It depends on how the show is shot and what material Netflix has access to. Most dramas are shot in 24fps "film mode" regardless of where they're ultimately aired, so in that case, if they have access to the original work, they can just put it on Netflix as 24fps and your TV should sort it out. However if the show was filmed specifically for British TV, or they only have access to the British broadcast version, then the video will be 25fps. Since TiVo doesn't have a 25fps passthrough mode, and most TVs couldn't handle it anyway, that means it's internal converter has to do the conversion to US 29.97fps. That's actually harder then it sounds. Most devices simply use a crude drop/duplicate frame mode to fill in the gaps as there is no consistent pattern for converting from PAL to NTSC. In professional broadcasting they use a much more complex technique where they actually convert the video to 24fps by simply slowing it down a little.
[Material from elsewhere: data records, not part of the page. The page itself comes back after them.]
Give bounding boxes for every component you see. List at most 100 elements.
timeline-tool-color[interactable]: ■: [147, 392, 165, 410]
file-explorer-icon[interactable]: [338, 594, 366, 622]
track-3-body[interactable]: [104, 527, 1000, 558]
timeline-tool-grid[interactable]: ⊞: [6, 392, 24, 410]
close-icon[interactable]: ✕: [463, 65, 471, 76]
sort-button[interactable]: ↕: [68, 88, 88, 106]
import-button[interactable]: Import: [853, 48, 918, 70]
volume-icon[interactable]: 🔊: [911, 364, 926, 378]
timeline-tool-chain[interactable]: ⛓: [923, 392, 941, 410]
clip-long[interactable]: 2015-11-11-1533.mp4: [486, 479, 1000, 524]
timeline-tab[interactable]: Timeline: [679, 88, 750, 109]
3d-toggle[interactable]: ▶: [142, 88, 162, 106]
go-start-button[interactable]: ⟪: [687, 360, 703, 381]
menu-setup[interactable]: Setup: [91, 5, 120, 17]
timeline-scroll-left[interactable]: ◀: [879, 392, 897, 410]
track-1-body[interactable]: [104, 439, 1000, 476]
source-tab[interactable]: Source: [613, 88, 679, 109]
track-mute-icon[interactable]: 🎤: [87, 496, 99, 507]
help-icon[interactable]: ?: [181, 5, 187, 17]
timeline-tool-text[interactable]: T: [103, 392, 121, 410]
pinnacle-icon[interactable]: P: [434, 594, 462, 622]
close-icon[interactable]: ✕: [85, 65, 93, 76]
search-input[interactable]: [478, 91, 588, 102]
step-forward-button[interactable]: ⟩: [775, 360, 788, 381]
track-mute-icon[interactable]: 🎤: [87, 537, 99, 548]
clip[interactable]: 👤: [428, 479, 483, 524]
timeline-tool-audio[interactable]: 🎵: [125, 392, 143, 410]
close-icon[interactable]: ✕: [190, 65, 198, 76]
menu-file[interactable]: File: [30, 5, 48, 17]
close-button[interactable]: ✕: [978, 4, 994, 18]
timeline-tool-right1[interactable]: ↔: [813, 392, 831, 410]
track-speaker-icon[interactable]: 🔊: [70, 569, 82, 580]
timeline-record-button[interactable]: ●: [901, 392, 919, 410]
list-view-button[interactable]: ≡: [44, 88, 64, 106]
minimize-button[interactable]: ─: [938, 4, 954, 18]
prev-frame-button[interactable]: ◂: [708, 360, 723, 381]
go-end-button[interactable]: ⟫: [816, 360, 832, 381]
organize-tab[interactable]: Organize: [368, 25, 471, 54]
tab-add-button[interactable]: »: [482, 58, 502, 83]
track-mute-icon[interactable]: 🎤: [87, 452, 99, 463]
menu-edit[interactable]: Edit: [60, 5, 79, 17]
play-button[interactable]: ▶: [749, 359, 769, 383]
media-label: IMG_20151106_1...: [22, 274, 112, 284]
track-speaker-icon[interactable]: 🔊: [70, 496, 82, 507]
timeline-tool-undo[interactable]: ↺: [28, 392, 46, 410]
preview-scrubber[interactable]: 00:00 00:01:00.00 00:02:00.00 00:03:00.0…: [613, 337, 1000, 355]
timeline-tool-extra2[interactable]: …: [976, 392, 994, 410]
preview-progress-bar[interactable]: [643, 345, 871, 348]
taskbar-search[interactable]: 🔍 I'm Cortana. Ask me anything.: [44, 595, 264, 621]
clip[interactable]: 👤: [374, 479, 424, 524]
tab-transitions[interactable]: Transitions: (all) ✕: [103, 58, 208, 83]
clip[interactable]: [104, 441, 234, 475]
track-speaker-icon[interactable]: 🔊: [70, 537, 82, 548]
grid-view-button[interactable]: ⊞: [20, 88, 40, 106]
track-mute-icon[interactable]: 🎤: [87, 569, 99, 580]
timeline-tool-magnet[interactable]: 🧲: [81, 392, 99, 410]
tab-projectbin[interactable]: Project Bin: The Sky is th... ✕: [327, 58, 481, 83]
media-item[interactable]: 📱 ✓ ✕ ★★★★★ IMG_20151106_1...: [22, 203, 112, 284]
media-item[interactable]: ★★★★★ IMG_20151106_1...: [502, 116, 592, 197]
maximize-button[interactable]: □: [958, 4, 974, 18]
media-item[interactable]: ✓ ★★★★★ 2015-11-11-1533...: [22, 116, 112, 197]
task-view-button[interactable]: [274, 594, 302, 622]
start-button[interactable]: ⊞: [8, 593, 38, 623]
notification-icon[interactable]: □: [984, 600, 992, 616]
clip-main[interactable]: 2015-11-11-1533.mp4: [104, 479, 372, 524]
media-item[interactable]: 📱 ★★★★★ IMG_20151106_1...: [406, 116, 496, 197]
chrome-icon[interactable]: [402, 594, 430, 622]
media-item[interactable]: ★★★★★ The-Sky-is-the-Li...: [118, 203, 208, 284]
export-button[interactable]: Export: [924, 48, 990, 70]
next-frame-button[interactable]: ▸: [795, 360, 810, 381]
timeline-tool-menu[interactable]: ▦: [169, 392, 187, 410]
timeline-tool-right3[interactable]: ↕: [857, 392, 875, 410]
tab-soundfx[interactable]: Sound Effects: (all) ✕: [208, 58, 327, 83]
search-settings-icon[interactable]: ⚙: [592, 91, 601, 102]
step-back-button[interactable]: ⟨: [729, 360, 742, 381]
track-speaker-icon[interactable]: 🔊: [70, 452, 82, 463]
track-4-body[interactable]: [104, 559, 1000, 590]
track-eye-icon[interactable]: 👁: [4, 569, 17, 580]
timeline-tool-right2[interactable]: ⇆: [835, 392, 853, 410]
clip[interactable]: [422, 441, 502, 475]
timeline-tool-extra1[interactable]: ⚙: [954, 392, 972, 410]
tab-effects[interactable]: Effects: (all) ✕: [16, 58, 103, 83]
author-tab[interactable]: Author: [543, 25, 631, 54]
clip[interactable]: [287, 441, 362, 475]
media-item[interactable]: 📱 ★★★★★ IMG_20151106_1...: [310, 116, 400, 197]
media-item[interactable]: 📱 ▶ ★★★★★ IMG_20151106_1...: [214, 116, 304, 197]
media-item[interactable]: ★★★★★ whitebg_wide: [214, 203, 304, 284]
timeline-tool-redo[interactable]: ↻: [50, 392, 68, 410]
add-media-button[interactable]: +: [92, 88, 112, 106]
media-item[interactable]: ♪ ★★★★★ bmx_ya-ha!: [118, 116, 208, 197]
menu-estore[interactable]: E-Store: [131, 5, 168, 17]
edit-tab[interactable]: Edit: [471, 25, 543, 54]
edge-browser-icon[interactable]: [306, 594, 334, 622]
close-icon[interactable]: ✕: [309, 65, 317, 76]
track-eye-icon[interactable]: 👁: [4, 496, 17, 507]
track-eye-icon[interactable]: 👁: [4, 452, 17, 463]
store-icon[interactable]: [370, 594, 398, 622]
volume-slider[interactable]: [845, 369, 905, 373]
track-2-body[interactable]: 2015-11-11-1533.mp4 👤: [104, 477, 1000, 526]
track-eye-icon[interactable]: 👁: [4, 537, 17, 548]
This increasing the run time (for example this increases the run time of an hour long show by 2.5 minutes) and also causes a reverse chipmunk effect on the audio, so they have to do pitch adjustment to make it sound right. From that point they apply the standard telecine 3:2 pattern to convert to 29.97. However I'm not aware of any system that does that in real time so in all likelihood TiVo is using the crude method mentioned above, or Netflix/AMC is and TiVo is just playing the NTSC version as presented by the source.


----------



## jg123 (Mar 14, 2003)

mikeyts said:


> My 2014 P60 shows that it's receiving a 24Hz signal from TiVo when I play content with streaming apps in its system status display.


Does the system status display 24Hz when you are watching Midsomer Murders? If not, what content do you know of on Netflix or Amazon Prime has content I can test with? Dan, do you have examples?

Edit: Looks like most shows are 24Hz in the US. I'll have to see if I can get the tv to receive a 24Hz program.


----------



## mikeyts (Jul 10, 2004)

Unfortunately I am not in a position to test it. I moved recently and still don't have my stuff set up yet. However, in the past I've noticed that British television comes out as 24Hz.

Almost everything in Netflix is encoded at 24p, save for some old US TV (30p encodes) and all British TV that I've run across (25p). This runs true for Amazon and VUDU, etc. Most commercial video is shot at 24p and it's the frame rate they get from their content providers.


----------